À Tindu, la montée de la délinquance inquiète de plus en plus les habitants, qui se sont retrouvés une nouvelle fois, hier soir, pour trouver des solutions. Deux policiers ont fait le déplacement pour entendre les doléances. Il y a urgence.
Ils sont venus en nombre, hier, alors qu’il n’y avait ni barbecue, ni bingo. La situation d’urgence est décrétée à Tindu. Samedi dernier, l’Association des locataires de Tindu a rassemblé quelques locataires de la cité pour trouver des solutions. En vain. Des jeunes s’étaient armés pour en découdre avec ceux qu’ils pensent être les auteurs des multiples dégradations qui touchent leur quartier depuis plusieurs semaines. Heureusement, les anciens les en ont dissuadés et ont demandé aux institutions de les rejoindre, hier soir, pour trouver une solution avec eux. Seuls deux fonctionnaires de la police nationale et un représentant du sénat coutumier ont jugé utile de faire le déplacement mais, à la tombée de la nuit, le quartier n’était peut-être pas suffisamment éclairé pour la mairie, la province Sud et le gouvernement, qui ont brillé par leur absence.
Concrètement, les habitants se plaignent de vols de linge, de nourriture, de voitures qui se retrouvent incendiées par, disent-ils, « une bande de jeunes, armés, qui vivent dans des cabanes sur la presqu’île de Ducos. Ils ont été expulsés de chez eux pour des problèmes qui les regardent, pour mettre la zizanie au squat de la Quarantaine, à Rivière-Salée, puis à Pierre-Lenquette, à Montravel, et maintenant, ils sont ici. Il ne faut pas qu’un petit groupe essaie de casser ce qu’on met en place pour construire un pays ! », prévient Seiko Hnawia, le secrétaire de l’association des locataires.
« On n’envoie pas si facilement les mineurs en prison. Le pays manque de structures »
Gilbert Gaïca, le président de l’association, est bien conscient que « ce n’est pas le rôle d’une association de faire la police, mais la police n’est peut-être pas assez efficace ». La cité de Tindu, l’une des premières de Nouméa, se trouve dans un quartier isolé. « Les bus s’arrêtent en fin d’après-midi, les jeunes du quartier ne peuvent pas aller en ville le soir, ni au cinéma. À croire qu’on ne veut pas des Océaniens dans la ville ! »

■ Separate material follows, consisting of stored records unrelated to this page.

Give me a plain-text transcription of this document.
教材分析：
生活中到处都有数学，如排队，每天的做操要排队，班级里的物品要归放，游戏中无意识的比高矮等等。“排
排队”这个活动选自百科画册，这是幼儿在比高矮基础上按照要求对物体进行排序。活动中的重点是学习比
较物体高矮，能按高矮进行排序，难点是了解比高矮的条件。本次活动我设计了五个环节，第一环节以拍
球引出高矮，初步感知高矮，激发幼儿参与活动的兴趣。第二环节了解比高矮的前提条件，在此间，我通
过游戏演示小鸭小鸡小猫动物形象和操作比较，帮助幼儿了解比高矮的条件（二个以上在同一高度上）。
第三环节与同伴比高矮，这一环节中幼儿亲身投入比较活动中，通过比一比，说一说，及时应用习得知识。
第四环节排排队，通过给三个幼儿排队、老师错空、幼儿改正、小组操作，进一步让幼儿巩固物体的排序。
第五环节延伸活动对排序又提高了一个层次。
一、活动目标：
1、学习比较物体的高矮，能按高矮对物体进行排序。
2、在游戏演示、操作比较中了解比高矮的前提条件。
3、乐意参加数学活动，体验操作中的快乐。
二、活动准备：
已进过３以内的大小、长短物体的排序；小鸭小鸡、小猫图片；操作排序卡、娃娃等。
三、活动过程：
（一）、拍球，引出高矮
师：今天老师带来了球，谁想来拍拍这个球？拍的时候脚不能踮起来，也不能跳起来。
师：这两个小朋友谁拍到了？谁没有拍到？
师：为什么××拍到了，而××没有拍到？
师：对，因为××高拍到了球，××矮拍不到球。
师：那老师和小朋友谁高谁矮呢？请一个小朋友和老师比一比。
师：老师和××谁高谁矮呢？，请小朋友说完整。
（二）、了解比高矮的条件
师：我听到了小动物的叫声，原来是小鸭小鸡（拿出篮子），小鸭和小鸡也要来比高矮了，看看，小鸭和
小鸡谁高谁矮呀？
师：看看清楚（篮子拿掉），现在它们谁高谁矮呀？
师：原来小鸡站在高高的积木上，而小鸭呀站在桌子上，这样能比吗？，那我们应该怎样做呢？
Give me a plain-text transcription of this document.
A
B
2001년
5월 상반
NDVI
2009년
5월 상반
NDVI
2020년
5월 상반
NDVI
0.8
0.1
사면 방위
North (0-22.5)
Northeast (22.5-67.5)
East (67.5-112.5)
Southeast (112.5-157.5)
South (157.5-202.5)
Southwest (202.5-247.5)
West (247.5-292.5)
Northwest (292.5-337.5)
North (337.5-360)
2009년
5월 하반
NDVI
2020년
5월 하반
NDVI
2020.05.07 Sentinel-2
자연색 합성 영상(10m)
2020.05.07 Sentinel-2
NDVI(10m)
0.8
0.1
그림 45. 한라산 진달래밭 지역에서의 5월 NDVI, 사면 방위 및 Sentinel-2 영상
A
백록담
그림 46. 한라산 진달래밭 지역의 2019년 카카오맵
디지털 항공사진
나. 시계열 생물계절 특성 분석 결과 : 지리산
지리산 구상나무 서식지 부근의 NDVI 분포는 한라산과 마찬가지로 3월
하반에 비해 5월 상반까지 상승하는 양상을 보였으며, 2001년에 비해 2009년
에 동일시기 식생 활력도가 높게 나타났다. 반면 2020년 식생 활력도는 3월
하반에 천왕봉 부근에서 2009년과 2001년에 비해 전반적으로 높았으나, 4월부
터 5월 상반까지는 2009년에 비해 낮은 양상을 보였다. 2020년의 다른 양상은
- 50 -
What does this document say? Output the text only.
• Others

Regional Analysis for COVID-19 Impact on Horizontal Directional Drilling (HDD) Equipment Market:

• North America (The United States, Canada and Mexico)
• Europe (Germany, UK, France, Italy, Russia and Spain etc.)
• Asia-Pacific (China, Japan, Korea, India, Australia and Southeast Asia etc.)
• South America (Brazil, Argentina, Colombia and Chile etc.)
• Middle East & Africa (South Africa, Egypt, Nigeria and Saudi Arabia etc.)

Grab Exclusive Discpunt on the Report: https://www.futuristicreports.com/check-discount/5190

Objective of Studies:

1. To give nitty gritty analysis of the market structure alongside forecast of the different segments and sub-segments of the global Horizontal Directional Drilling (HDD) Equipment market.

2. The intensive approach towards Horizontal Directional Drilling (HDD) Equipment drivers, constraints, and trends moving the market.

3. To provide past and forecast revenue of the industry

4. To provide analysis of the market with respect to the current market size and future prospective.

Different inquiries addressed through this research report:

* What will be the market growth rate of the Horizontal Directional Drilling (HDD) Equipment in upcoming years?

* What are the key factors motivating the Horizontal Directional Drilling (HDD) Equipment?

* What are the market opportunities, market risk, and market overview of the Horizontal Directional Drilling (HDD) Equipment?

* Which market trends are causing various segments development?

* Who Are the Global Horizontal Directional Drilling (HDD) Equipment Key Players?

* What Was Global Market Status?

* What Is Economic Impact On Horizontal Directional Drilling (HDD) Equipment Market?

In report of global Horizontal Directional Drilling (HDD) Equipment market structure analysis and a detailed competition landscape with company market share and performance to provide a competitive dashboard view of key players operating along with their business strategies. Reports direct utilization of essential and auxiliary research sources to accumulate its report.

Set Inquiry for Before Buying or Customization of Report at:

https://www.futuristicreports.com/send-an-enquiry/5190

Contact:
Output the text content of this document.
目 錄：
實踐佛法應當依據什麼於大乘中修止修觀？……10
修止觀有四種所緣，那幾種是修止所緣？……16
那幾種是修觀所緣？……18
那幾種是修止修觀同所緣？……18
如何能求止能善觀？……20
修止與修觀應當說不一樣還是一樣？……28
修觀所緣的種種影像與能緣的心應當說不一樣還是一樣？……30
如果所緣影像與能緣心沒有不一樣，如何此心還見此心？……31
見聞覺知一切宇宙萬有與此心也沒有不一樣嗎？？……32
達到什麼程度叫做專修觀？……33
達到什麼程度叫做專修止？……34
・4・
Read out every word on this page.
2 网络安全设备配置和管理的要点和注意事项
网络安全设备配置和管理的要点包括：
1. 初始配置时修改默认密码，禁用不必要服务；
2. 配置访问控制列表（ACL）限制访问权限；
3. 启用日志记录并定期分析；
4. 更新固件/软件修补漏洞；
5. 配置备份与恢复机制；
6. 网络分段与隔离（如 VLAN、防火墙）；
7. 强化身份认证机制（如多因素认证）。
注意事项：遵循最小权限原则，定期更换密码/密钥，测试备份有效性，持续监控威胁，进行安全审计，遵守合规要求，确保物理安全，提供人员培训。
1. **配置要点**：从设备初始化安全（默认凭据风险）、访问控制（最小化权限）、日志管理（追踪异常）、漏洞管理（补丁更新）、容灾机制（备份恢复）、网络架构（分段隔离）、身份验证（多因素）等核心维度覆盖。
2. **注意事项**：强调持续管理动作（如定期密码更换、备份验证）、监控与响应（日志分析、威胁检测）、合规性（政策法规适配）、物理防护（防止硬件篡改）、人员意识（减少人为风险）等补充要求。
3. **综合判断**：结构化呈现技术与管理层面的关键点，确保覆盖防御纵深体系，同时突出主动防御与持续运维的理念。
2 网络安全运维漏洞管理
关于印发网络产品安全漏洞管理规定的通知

Tous les habitants étaient invités à s’exprimer et, pour les victimes, à raconter ce qui leur était arrivé. Marie-Louise a eu la visite de jeunes voleurs, une nuit. « Ils sont venus prendre des outils sur ma terrasse et ont volé dans le frigo. Plus tard, des jeunes du quartier étaient en bas et ils ont été contrôlés par la police, avec des cuisses de poulet. Ceux qui m’ont agressée et lancé des cailloux, ce sont des jeunes d’ici. Quand un enfant est mineur, à 8 ou 15 ans, il n’a rien à faire dehors, à 4 heures du matin. J’ai refusé de déposer plainte car, après, ils sont marqués à l’encre rouge », dit-elle à l’assemblée. Un habitant de Marconi s’étonne, lui, que « des mineurs arrêtés pour des vols de voiture sont relâchés aussitôt ».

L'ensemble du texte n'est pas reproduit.